Louisiana inventors and business owners should understand the basics of the new patent law following the Leahy Smith America Invents Act. One of the most important aspects of the new patent law is how the Patent Office will be judging patent applications to determine if an invention is “new.” As most people would expect, an invention that is not new, i.e. does not meet the novelty requirement of the patent law, is not entitled to patent protection. 35 U.S.C. 102(a)(1) lays out five important ways that an invention would not be considered new. 35 U.S.C. 102(a) as amended by the Leahy Smith America Invents Act, currently in effect, reads in part:
(a) NOVELTY; PRIOR ART.—A person shall be entitled to a patent unless—
(1) the claimed invention was patented, described in a printed publication, or in public use, on sale, or otherwise available to the public before the effective filing date of the claimed invention; or […]
Courts have and continue to interpret the meaning of the terms and phrases used in the statute, but the language of the new law sets up what many have described as a “race to the Patent Office.” Under the old law an inventor could get credit for being the first inventor by showing that he or she was the first to conceive of an idea. However, under the new law the application is judged based on the “effective filing date.”
The “race to the Patent Office” may be understood by a pair of examples with very different outcomes. In the first example, the applicant quickly files patent application before a competitor publishes a description of basically the same invention preserving the applicant’s potential patent rights. In the second example, the applicant loses out on potential patent rights by failing to get a patent application filed before the competitor publishes the description of basically the same invention. The examples simply illustrate why it is important to get a patent application filed sooner rather than later. Disclosures of others do not need to closely match the details of an application in order to be very damaging to that application. A Louisiana patent attorney can help assess the individual risks associated with attempting to protect an invention.
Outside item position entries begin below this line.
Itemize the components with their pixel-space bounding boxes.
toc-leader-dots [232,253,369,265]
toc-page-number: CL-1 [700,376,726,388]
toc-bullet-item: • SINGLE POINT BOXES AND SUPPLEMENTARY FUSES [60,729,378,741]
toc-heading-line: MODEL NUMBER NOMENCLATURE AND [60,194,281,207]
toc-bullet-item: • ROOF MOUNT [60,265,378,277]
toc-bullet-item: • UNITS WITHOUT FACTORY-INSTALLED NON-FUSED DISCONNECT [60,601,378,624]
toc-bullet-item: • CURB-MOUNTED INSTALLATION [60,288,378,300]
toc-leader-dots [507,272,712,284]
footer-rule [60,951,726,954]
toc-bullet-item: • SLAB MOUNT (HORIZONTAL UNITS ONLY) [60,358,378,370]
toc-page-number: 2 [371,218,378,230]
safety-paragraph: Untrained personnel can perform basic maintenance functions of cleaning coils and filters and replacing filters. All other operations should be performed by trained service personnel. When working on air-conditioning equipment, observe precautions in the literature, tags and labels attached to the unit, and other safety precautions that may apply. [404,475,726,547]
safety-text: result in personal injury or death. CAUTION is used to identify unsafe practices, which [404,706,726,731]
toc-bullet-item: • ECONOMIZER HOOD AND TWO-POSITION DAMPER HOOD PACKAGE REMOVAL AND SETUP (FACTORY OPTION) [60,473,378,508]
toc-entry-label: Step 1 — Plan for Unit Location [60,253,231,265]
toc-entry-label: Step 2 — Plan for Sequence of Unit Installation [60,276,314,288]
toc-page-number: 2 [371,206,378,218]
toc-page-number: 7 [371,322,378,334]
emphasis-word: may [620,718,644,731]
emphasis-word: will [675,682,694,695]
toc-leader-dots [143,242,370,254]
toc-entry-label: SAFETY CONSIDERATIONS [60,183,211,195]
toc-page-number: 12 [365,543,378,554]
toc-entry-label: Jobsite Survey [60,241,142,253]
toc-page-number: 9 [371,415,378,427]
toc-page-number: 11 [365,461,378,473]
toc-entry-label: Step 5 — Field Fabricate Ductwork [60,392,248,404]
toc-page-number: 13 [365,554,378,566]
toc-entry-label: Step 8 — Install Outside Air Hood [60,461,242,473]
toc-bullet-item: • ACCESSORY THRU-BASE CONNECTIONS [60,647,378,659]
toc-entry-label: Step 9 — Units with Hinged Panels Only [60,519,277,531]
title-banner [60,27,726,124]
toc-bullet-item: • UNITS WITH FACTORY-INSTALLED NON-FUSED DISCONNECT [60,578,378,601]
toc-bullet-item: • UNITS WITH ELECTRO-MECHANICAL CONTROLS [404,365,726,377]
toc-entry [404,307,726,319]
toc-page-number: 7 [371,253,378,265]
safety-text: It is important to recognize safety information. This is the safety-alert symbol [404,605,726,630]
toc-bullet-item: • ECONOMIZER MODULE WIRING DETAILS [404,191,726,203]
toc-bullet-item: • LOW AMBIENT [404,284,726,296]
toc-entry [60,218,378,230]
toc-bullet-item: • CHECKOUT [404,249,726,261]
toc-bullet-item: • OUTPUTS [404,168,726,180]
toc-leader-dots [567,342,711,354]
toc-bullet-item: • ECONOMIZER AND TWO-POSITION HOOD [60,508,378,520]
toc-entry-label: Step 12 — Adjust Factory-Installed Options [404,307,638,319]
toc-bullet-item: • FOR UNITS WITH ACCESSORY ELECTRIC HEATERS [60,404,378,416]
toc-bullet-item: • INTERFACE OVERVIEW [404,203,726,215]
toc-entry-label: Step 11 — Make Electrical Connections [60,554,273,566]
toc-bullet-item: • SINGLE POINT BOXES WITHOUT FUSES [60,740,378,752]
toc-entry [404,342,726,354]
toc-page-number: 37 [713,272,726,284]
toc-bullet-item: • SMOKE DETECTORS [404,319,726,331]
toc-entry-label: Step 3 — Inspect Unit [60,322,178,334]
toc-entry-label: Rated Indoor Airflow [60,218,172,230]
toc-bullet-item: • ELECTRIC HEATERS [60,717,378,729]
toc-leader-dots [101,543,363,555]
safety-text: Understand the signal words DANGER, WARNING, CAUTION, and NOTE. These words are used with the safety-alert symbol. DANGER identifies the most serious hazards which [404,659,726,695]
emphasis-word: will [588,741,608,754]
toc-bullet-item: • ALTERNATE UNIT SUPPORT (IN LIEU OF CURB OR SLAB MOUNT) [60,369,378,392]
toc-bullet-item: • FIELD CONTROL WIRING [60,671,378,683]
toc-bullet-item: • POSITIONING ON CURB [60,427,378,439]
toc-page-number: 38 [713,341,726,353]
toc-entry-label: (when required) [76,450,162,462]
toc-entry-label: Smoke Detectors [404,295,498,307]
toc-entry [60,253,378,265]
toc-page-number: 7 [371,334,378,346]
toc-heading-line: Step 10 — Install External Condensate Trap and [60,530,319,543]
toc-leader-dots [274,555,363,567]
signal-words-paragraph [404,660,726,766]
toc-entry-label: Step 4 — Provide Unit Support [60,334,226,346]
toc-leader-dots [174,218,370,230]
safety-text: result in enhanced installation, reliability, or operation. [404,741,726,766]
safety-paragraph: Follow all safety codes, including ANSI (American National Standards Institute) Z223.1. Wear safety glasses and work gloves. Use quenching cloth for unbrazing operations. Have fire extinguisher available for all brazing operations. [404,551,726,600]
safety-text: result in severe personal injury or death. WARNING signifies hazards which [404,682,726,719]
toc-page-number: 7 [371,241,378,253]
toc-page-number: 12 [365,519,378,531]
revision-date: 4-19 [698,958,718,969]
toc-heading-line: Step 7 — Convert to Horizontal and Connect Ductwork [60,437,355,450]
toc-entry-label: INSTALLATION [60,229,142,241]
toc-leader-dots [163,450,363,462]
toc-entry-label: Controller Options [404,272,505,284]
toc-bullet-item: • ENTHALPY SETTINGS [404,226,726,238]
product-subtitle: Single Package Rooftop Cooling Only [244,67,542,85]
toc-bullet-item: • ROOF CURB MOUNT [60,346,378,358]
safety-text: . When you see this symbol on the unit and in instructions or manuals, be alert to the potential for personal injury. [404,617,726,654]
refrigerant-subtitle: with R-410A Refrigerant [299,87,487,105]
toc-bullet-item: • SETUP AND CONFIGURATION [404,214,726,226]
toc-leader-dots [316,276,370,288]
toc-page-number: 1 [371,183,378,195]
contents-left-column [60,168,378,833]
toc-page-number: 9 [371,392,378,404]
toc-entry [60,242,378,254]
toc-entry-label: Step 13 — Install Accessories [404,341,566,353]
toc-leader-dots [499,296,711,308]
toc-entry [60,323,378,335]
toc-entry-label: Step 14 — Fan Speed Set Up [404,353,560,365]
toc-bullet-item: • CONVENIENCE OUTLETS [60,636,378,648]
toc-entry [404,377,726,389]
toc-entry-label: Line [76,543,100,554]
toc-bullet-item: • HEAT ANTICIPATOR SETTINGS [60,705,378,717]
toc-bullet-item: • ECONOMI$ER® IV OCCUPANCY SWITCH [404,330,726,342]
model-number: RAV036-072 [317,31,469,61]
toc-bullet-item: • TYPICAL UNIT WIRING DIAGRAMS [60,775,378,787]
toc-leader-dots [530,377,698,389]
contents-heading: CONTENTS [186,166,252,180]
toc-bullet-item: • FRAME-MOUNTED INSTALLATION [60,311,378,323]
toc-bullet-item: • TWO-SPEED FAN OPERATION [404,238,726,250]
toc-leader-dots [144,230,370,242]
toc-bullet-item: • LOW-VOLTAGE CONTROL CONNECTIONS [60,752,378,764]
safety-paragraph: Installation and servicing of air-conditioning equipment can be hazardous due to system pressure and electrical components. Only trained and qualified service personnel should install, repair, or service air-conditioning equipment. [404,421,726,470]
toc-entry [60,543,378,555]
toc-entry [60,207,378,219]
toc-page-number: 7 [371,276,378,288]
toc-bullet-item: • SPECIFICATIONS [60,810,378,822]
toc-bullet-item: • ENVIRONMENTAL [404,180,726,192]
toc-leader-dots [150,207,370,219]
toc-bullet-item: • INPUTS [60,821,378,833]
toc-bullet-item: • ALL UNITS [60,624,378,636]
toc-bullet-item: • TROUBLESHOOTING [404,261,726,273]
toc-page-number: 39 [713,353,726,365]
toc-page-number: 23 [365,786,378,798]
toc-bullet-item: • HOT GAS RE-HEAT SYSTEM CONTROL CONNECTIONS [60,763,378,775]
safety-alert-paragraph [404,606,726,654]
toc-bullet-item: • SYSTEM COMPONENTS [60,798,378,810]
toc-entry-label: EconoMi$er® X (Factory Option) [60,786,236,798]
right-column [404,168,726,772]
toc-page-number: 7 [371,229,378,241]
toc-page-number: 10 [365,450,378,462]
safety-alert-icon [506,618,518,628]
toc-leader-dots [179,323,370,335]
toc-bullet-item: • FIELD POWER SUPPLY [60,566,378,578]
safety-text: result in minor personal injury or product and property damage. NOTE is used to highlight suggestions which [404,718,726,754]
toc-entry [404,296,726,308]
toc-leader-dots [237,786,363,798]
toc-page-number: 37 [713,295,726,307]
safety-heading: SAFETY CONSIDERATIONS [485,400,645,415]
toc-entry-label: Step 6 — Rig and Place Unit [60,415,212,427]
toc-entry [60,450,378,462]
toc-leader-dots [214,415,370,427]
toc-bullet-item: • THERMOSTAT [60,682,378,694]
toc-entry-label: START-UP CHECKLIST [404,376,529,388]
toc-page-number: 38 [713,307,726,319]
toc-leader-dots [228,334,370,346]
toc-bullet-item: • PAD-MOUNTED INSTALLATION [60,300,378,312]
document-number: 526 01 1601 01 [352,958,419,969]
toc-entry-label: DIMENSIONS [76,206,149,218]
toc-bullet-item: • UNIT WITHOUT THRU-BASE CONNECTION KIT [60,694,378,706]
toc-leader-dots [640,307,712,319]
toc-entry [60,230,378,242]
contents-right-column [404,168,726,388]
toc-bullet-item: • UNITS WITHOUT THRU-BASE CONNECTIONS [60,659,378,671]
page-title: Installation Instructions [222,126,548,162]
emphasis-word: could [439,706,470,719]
A patent applicant may be best served by keeping an invention a complete secret and not using it productively until a patent application is filed. Moving diligently and quickly toward the filing of the patent application on the secret invention is also generally a good idea.
35 U.S.C. 102(b) contains an exception to the general rule laid out above, but as described below reliance on this exception does not come with guarantees.
(1) DISCLOSURES MADE 1 YEAR OR LESS BEFORE THE EFFECTIVE FILING DATE OF THE CLAIMED INVENTION.—A disclosure made 1 year or less before the effective filing date of a claimed invention shall not be prior art to the claimed invention under subsection (a)(1) if—
(A) the disclosure was made by the inventor or joint inventor or by another who obtained the subject matter disclosed directly or indirectly from the inventor or a joint inventor; or […]
In a manner reminiscent of patent law prior to the Leahy Smith America Invents Act, it is possible to disclose the details of an invention and later apply for a patent. However, critical protections for later filed applications are not available under the new law. For example, an applicant who discloses his or her invention and then finds that a competitor has disclosed a different but related concept prior to that applicant filing for a patent may end up being unable to achieve an enforceable patent. Because the law is still relatively new, it would be inadvisable to rely on the potentially ambiguous disclosure exception of that law unless necessary. In short, the interpretation of 35 U.S.C. 102(b)(1) is typically irrelevant to a patent applicant that moved quickly to file on a secret invention.